In September 1519, Ferdinand Magellan left Spain on a quest to find an oceanic trade route to Asia.
Magellan didn’t sail east. Others had already pioneered that route around the southern tip of Africa and through the Indian Ocean. Instead, he sailed west across the Atlantic. Would it be possible to connect Europe with China, Japan, and the East Indies by traveling toward the setting sun?
The Spanish captain had no intention of circumnavigating the globe. As far as we know, no one had ever seriously considered such an audacious feat. But Magellan’s crew did in fact sail around the world, returning to Spain almost exactly three years later.
At least, what was left of them.
The voyage had been brutal. Magellan departed with 270 men on five ships. Only the Victoria, the smallest vessel, was able to limp home. Just 18 sailors were aboard. The expedition had endured starvation, mutinies, storms, and scurvy. Magellan himself had been killed during a skirmish with indigenous warriors in the Philippines. Despite those hardships, the survivors managed to deliver a valuable cargo of spices and reams of geographical data that would be studied for years.
They also came home with a mystery.
Two months before returning to Spain, the Victoria stopped for provisions at Cape Verde off the coast of Africa. It wasn’t long before a quarrel broke out between the haggard sailors and the Portuguese officials overseeing the port. The latter made it clear that it was Thursday, July 10, 1522. But Magellan’s crew were certain they had arrived on Wednesday, July 9. Francisco Albo had scrupulously tended the ship’s log. Likewise, Don Antonio Pigafetta had kept a personal diary, and his records perfectly matched Albo’s.
Since record-keeping was a matter of life and death on the high seas, the Spanish sailors were quite sure they had not somehow overlooked an entire day. And the Portuguese officials were just as certain their records were spot on. Who was right?
As it turned out, they both were.
It took a few years to unravel the mystery, but it gradually dawned on several observers that the Magellan expedition had sailed through what we now identify as 24 times zones.
The ramifications of this insight were enormous. The sailors had unwittingly provided firsthand evidence that the Earth moves. It rotates to the east. By sailing west – going against the grain of our planet’s motion – they had “lost” 24 hours, or exactly one day. This was confirmation of the new theory of astronomer Nicholas Copernicus, who had discerned that the sun, and not the Earth, is at the center of our planetary system.
Couriers carried this information to the Vatican. The pope was unimpressed.
Wasn’t it common sense that the sun moves, and not the Earth? And didn’t the Old Testament book of Joshua affirm that the “sun stood still” so Israel could defeat its enemies, implying that it typically races across the heavens?
The next 28 popes agreed. For that matter, so did a lot of Protestants. It took three centuries for the Catholic Church to embrace Copernicus, and 359 years went by before Rome officially apologized in 1992 to the Italian astronomer Galileo for putting him under house arrest for teaching that the Earth moves.
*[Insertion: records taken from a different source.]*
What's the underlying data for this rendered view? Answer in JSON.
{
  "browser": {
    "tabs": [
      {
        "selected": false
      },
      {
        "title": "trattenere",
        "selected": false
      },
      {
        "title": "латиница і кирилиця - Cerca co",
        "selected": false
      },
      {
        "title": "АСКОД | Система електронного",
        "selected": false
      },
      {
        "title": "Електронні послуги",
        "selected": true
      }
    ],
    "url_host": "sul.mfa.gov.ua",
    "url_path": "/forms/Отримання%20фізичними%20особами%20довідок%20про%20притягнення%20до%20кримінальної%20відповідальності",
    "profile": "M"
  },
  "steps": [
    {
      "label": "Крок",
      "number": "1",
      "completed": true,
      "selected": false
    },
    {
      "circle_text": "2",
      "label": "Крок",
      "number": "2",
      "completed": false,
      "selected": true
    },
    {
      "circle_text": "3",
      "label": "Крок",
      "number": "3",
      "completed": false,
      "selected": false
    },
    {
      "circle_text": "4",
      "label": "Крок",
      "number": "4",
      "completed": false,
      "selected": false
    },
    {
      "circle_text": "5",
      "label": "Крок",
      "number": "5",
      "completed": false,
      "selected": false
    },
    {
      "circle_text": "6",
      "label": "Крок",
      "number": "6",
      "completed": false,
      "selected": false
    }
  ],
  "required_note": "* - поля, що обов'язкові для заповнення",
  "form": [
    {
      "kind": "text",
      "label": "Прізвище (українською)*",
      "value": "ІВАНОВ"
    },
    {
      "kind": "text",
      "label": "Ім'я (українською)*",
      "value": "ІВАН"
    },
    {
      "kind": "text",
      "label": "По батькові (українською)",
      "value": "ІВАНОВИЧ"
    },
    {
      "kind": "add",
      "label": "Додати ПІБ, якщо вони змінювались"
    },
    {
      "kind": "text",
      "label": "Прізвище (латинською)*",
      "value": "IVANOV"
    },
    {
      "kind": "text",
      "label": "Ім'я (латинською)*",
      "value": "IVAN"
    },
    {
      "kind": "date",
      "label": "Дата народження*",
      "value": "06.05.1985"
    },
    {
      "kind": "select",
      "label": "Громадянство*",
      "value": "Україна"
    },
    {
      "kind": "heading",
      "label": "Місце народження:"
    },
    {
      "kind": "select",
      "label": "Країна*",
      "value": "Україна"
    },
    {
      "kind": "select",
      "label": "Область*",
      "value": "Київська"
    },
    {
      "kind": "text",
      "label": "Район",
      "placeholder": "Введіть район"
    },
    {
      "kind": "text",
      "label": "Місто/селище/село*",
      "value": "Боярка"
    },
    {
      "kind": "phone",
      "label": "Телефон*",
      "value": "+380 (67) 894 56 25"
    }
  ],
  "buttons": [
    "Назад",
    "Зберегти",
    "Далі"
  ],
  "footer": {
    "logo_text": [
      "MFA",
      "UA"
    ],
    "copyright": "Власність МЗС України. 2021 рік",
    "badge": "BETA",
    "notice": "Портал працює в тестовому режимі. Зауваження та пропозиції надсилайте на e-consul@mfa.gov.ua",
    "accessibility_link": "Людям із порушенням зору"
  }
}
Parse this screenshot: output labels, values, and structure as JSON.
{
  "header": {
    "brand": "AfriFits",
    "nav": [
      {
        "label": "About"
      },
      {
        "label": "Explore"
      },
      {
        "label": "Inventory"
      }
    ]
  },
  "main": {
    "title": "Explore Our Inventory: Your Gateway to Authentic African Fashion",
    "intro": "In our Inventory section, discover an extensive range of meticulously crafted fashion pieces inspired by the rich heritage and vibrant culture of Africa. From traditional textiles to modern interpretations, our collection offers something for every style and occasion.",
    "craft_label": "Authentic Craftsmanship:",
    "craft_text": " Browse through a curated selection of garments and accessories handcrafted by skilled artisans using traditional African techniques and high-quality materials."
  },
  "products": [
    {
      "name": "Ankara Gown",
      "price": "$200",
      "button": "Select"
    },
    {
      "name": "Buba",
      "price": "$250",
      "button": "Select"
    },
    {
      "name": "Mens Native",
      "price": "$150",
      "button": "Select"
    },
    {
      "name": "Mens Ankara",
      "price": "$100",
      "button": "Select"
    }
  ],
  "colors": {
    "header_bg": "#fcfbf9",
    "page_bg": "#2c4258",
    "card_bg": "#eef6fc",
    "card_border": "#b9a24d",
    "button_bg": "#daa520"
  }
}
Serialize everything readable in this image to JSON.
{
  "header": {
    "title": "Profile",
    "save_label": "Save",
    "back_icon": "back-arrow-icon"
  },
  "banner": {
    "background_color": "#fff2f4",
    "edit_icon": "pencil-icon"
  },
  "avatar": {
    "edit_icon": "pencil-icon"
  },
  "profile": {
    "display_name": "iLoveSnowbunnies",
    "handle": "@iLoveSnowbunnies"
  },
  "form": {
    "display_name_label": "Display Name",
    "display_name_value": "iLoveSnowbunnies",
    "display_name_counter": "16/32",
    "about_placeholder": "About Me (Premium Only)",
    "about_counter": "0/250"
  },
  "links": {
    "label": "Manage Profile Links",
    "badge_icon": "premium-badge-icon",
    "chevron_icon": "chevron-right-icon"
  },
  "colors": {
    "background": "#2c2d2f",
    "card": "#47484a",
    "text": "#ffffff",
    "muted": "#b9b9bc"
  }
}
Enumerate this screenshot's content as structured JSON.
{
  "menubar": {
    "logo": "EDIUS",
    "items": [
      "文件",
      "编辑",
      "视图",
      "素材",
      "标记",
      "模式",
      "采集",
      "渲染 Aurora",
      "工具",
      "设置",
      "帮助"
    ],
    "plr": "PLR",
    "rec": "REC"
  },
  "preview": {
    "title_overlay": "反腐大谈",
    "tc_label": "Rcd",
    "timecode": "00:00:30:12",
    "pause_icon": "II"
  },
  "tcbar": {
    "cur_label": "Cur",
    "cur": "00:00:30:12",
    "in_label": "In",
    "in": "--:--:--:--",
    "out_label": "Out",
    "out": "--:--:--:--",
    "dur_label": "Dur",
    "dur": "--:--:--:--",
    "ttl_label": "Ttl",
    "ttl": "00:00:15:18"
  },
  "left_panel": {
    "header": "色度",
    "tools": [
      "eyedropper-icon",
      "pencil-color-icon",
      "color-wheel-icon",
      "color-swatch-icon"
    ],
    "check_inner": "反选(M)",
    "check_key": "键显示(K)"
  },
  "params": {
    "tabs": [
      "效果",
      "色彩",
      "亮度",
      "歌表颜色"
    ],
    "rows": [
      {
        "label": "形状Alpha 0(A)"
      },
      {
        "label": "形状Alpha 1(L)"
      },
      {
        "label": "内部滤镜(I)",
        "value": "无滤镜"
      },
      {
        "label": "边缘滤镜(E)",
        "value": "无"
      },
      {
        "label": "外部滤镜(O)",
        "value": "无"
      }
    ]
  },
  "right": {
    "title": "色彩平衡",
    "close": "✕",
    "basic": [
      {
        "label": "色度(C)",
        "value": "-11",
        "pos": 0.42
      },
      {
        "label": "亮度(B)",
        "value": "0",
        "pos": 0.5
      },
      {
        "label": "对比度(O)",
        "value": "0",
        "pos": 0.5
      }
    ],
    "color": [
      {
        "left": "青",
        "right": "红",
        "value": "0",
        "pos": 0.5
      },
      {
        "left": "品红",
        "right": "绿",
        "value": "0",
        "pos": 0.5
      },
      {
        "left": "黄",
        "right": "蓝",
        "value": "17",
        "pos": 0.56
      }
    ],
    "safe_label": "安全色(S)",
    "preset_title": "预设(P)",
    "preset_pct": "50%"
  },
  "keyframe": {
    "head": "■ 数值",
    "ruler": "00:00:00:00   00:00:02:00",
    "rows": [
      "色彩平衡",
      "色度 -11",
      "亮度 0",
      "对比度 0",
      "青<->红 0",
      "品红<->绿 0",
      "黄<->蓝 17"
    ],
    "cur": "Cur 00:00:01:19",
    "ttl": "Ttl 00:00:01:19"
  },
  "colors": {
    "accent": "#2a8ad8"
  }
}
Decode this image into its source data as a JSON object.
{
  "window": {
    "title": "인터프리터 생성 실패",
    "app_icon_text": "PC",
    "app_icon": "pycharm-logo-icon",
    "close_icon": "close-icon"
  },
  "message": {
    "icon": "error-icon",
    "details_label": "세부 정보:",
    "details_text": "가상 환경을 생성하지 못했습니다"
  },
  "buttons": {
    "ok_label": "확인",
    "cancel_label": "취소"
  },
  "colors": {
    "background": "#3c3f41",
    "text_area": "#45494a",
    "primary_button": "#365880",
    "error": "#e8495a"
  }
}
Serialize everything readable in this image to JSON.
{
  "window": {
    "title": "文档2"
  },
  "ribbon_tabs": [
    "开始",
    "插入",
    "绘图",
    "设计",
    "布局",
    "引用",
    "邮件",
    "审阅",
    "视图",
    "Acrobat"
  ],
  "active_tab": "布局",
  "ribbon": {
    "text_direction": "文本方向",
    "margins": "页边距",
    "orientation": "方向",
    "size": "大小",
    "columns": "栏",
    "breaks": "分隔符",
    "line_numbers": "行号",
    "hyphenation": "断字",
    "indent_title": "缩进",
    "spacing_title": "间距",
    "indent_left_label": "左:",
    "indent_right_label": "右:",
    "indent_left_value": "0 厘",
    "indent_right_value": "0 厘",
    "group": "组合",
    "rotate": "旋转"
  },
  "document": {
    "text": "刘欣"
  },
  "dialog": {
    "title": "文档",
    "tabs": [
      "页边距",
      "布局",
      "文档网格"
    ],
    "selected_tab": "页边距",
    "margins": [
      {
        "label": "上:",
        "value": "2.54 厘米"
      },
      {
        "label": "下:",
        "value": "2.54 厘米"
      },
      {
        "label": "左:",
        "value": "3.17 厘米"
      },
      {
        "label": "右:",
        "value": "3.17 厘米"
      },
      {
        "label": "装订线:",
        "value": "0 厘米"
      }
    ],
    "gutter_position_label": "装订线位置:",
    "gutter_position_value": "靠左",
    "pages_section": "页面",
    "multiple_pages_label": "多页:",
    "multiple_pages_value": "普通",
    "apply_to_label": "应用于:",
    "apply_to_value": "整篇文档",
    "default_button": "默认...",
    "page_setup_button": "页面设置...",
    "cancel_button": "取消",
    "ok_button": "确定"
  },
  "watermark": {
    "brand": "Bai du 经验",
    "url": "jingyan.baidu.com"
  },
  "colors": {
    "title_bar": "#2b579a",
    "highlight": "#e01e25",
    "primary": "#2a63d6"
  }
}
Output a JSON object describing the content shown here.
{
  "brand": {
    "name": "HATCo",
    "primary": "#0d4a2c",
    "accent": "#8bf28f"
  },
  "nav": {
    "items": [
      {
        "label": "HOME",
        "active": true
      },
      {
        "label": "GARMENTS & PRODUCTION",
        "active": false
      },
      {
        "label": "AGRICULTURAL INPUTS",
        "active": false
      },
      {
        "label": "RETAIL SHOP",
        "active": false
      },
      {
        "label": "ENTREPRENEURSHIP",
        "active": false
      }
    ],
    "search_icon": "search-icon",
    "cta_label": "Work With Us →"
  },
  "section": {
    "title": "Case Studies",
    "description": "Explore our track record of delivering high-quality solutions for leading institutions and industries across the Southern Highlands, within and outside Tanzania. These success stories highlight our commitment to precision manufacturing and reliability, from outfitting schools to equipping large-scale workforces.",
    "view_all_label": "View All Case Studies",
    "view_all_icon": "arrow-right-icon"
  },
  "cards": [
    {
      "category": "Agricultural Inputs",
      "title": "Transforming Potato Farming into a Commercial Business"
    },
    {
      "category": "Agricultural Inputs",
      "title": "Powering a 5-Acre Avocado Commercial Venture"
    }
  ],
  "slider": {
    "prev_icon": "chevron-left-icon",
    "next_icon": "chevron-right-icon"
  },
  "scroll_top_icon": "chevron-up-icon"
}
How could the church have been so blind?
Two reasons stand out.
The first is a fundamental Bible study error – treating metaphors, figures of speech, and phenomenological language as if they are literal pronouncements.
When Jesus says, “I am the door” in John 10:9, that doesn’t mean he’s equipped with hinges. When the prophet declares that “the mountains and the hills will burst into songs before you, and the trees of the field will clap their hands” (Isaiah 55:12), no one seriously thinks that sycamores will start applauding in the coming Messianic kingdom. We routinely use similar figures of speech. If we say that a businessman is a real tiger, we don’t mean he has claws. If someone complains that your behavior is driving them up the wall, they’re not actually looking for an exit ramp before reaching the ceiling.
Phenomenological language was common in Bible times. People spoke of the rising and the setting of the sun, implying that the Earth is a fixed object. But such language is still common today. Every local meteorologist reminded us last weekend that “sunset” would start happening an hour later because of Daylight Saving Time.
When the church’s teachers treat figures of speech and phenomenological language as literal truth – and then dare to claim “God says so” – it’s only a matter of time before scientists make Christians look like fools.
But the second reason for the church’s blindness is worse.
All too often, those who represent the things of God lack humility. They never seriously consider they might be wrong.
The church of the 16th century felt it could ignore the discoveries of scientists and the real-world experiences of globetrotting sailors. Pastors and priests assumed there was nothing they needed to learn from “outsiders.”
Five hundred years later, it’s a different world. Scientists and experimenters routinely assume there is nothing they need to learn from Christians.
How do we go forward?
Faithfully yet humbly. God has entrusted us with the message that Jesus the Messiah rules the cosmos. But because all of us understand so very little about the cosmos, we will listen eagerly and respectfully to those who are unraveling its mysteries.
Our willingness to be humble will help ensure that the sun won’t be setting any time soon on the global Jesus movement.